Huawei has launched the CloudMatrix 384 AI chip cluster, designed for extensive AI model training. This platform utilizes a network of Ascend 910C processors connected through optical interconnects to enhance energy efficiency and training speed.
While CloudMatrix 384 claims to outperform traditional GPU-based clusters, individual Ascend chips do not yet achieve the performance levels of leading GPUs from Western competitors. As Huawei aims to rival NVIDIA’s market supremacy, the company is expanding its ecosystem of tools to reduce reliance on foreign technologies, particularly under current sanctions.
This includes developing its own AI workflows and products that directly compete with established entities. To leverage Huawei’s AI infrastructure, data engineers must adjust their workflows using tools specifically built for Ascend processors.
MindSpore, Huawei’s deep learning framework, is at the forefront of this transition. Although any shift to a new framework will introduce new tooling, engineers will find that essential workflows for data ingestion, transformation, and model iteration remain largely transferable.
Moving from PyTorch or TensorFlow to MindSpore involves adapting to differences in syntax, operator behavior, and model training pipelines. The conversion process is facilitated by MindConverter, but engineers should be prepared for manual adjustments, as feature parity is not guaranteed between the frameworks.
MindSpore utilizes MindIR as its model export format, streamlining cross-platform deployment specifically optimized for Ascend NPUs. This format allows for easy inference by loading the MindIR model and using APIs to handle model de-serialisation and memory management.
Huawei’s CANN (Compute Architecture for Neural Networks) serves as a foundational component comparable to NVIDIA’s CUDA, providing libraries and development tools for optimizing performance. MindSpore supports two execution modes: GRAPH_MODE for better hardware utilization and PYNATIVE_MODE for immediate execution useful in prototyping.

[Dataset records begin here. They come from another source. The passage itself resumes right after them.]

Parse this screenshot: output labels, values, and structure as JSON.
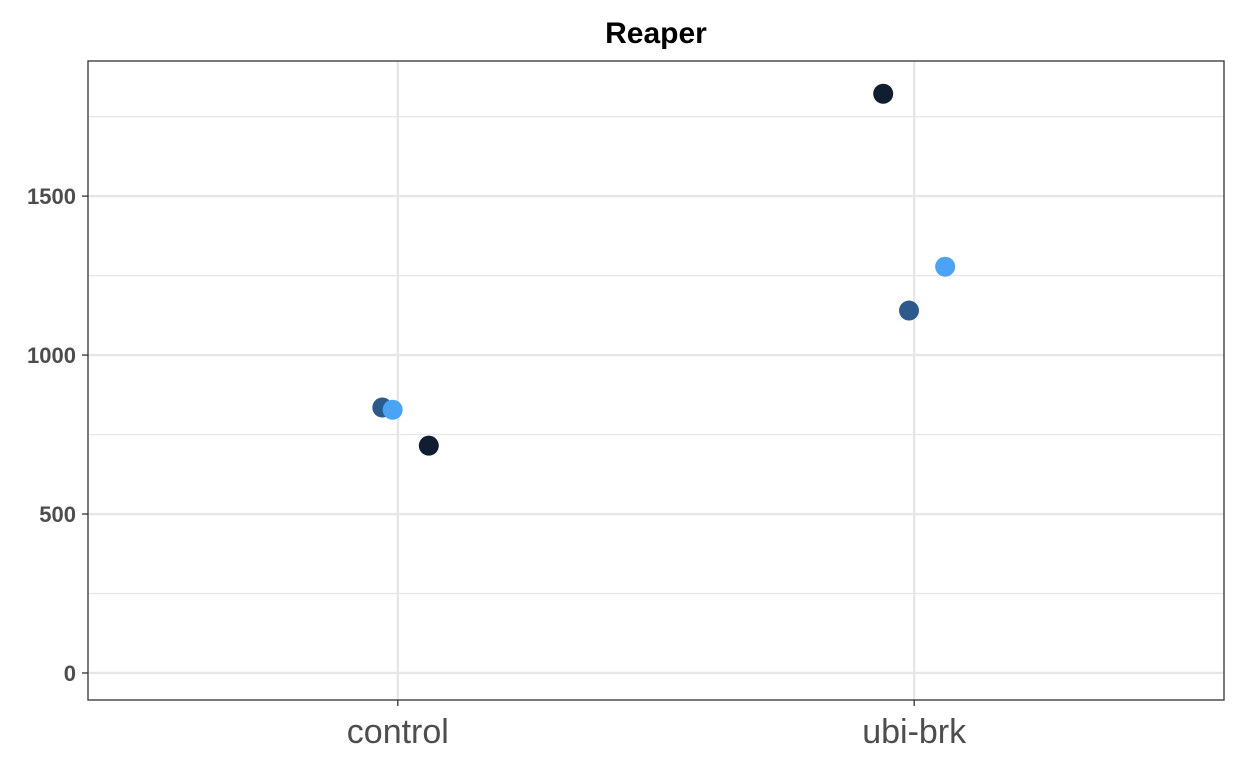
{
  "chart_data": {
    "type": "scatter",
    "title": "Reaper",
    "xlabel": "",
    "ylabel": "",
    "categories": [
      "control",
      "ubi-brk"
    ],
    "yticks": [
      0,
      500,
      1000,
      1500
    ],
    "ylim": [
      -85,
      1925
    ],
    "grid": true,
    "legend": "none",
    "colors": {
      "dark_navy": "#0f1e30",
      "mid_blue": "#2d5a8c",
      "light_blue": "#4aa3f5",
      "grid": "#e6e6e6",
      "panel_border": "#333333",
      "tick_label": "#4d4d4d"
    },
    "series": [
      {
        "color": "#0f1e30",
        "points": [
          {
            "category": "control",
            "jitter": 0.06,
            "y": 715
          },
          {
            "category": "ubi-brk",
            "jitter": -0.06,
            "y": 1822
          }
        ]
      },
      {
        "color": "#2d5a8c",
        "points": [
          {
            "category": "control",
            "jitter": -0.03,
            "y": 835
          },
          {
            "category": "ubi-brk",
            "jitter": -0.01,
            "y": 1140
          }
        ]
      },
      {
        "color": "#4aa3f5",
        "points": [
          {
            "category": "control",
            "jitter": -0.01,
            "y": 828
          },
          {
            "category": "ubi-brk",
            "jitter": 0.06,
            "y": 1278
          }
        ]
      }
    ]
  }
}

For deployment, ModelArts, Huawei’s cloud-native AI platform, offers a complete AI pipeline, enabling tasks from data preparation to automated model monitoring. Transitioning to Huawei’s ecosystem may require reskilling, particularly for those accustomed to CUDA-based tools.
Despite potential gaps in documentation and library compatibility, particularly outside Huawei’s key markets, the performance benefits can be significant for teams operating within the company’s infrastructure.